Here are four things to know:
1. The new schedule creates three clinical categories.
The CDC will now group vaccines into:
• Recommended for all children
• Recommended for high-risk groups
• Recommended based on shared clinical decision-making
All vaccines remain covered by insurance with no cost-sharing.
2. Routine recommendations will be scaled back for several vaccines.
Vaccines no longer recommended for all children include those for hepatitis A and B, rotavirus, flu, RSV and meningococcal disease. These vaccines will still be available and covered but will require individual assessment based on risk or shared decision-making between families and clinicians.
3. Officials say the changes are in response to falling public trust.
Federal agencies cited a decline in vaccine uptake and confidence between 2020 and 2024 as a key driver of the shift. They said the new structure aims to clarify guidance and better reflect clinical risk.
4. Public health experts say global comparisons miss key context.

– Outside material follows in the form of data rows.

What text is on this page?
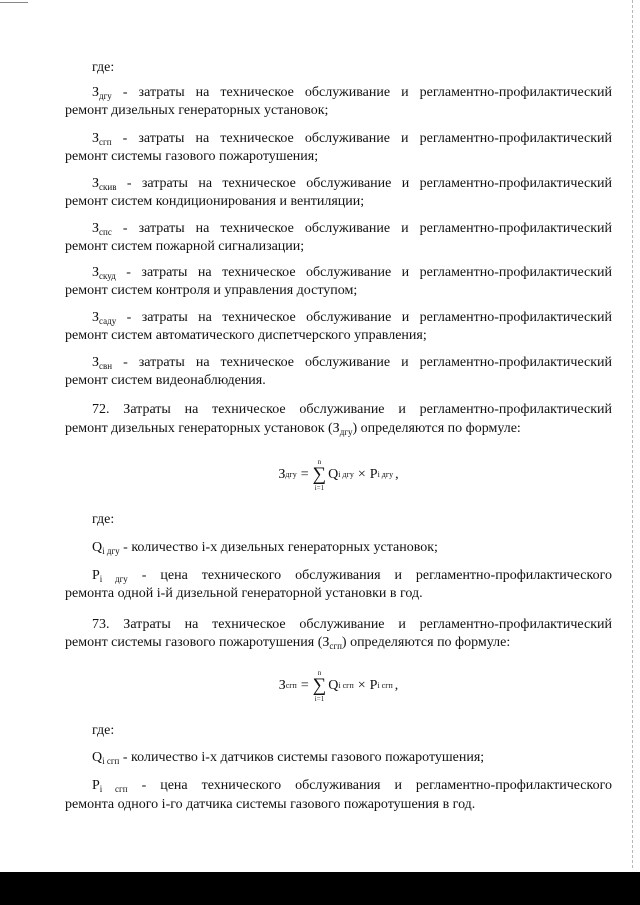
где:
$З_{дгу}$ - затраты на техническое обслуживание и регламентно-профилактический
ремонт дизельных генераторных установок;
$З_{сгп}$ - затраты на техническое обслуживание и регламентно-профилактический
ремонт системы газового пожаротушения;
$З_{скив}$ - затраты на техническое обслуживание и регламентно-профилактический
ремонт систем кондиционирования и вентиляции;
$З_{спс}$ - затраты на техническое обслуживание и регламентно-профилактический
ремонт систем пожарной сигнализации;
$З_{скуд}$ - затраты на техническое обслуживание и регламентно-профилактический
ремонт систем контроля и управления доступом;
$З_{саду}$ - затраты на техническое обслуживание и регламентно-профилактический
ремонт систем автоматического диспетчерского управления;
$З_{свн}$ - затраты на техническое обслуживание и регламентно-профилактический
ремонт систем видеонаблюдения.
72. Затраты на техническое обслуживание и регламентно-профилактический
ремонт дизельных генераторных установок $(З_{дгу})$ определяются по формуле:
З дгу =
n
∑
i=1
Q i дгу × P i дгу ,
где:
$Q_{i дгу}$ - количество i-х дизельных генераторных установок;
$P_{i дгу}$ - цена технического обслуживания и регламентно-профилактического
ремонта одной i-й дизельной генераторной установки в год.
73. Затраты на техническое обслуживание и регламентно-профилактический
ремонт системы газового пожаротушения $(З_{сгп})$ определяются по формуле:
З сгп =
n
∑
i=1
Q i сгп × P i сгп ,
где:
$Q_{i сгп}$ - количество i-х датчиков системы газового пожаротушения;
$P_{i сгп}$ - цена технического обслуживания и регламентно-профилактического
ремонта одного i-го датчика системы газового пожаротушения в год.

Experts warned that aligning U.S. guidance with countries such as Denmark overlooks differences in population size, diversity and disease exposure.
“Denmark is about the size of Maryland, so what works to protect a small, very highly vaccinated population like Denmark cannot be extrapolated for a very large, heterogeneous and much more diverse population like the U.S.,” epidemiologist Jessica Malaty Rivera, DrPH, told The Washington Post in December.
The decision has drawn sharp criticism from leading medical organizations, which raised concerns about the lack of transparency and scientific rigor behind the policy shift.
American Academy of Pediatrics President Andrew Racine, MD, PhD, said the decision “arbitrarily” removes routine recommendations for several vaccines with known impacts on U.S. children.
“At a time when parents, pediatricians and the public are looking for clear guidance and accurate information, this ill-considered decision will sow further chaos and confusion,” he said in a Jan. 5 statement on the organization’s website.
Echoing those concerns, the Infectious Diseases Society of America said the process lacked meaningful public input and deviated from longstanding scientific norms.
“Upending long-standing vaccine recommendations without transparent public review and engagement with external experts will undermine confidence in vaccines with the likely outcome of decreasing vaccination rates and increasing disease,” said IDSA President Ronald Nahass, MD, in a Jan. 5 statement on the organization’s website. The group described the changes as “reckless” and said they overlook demonstrated need for vaccines in the U.S.
The American Medical Association also voiced strong opposition, emphasizing that scientific evidence supporting routine immunizations remains unchanged.
“Changes of this magnitude require careful review, expert and public input, and clear scientific justification. That level of rigor and transparency was not part of this decision,” said AMA Trustee Sandra Adamson Fryhofer, MD, in a Jan. 5 statement on the organization’s website. “This undermines public trust and puts children at unnecessary risk of preventable disease.”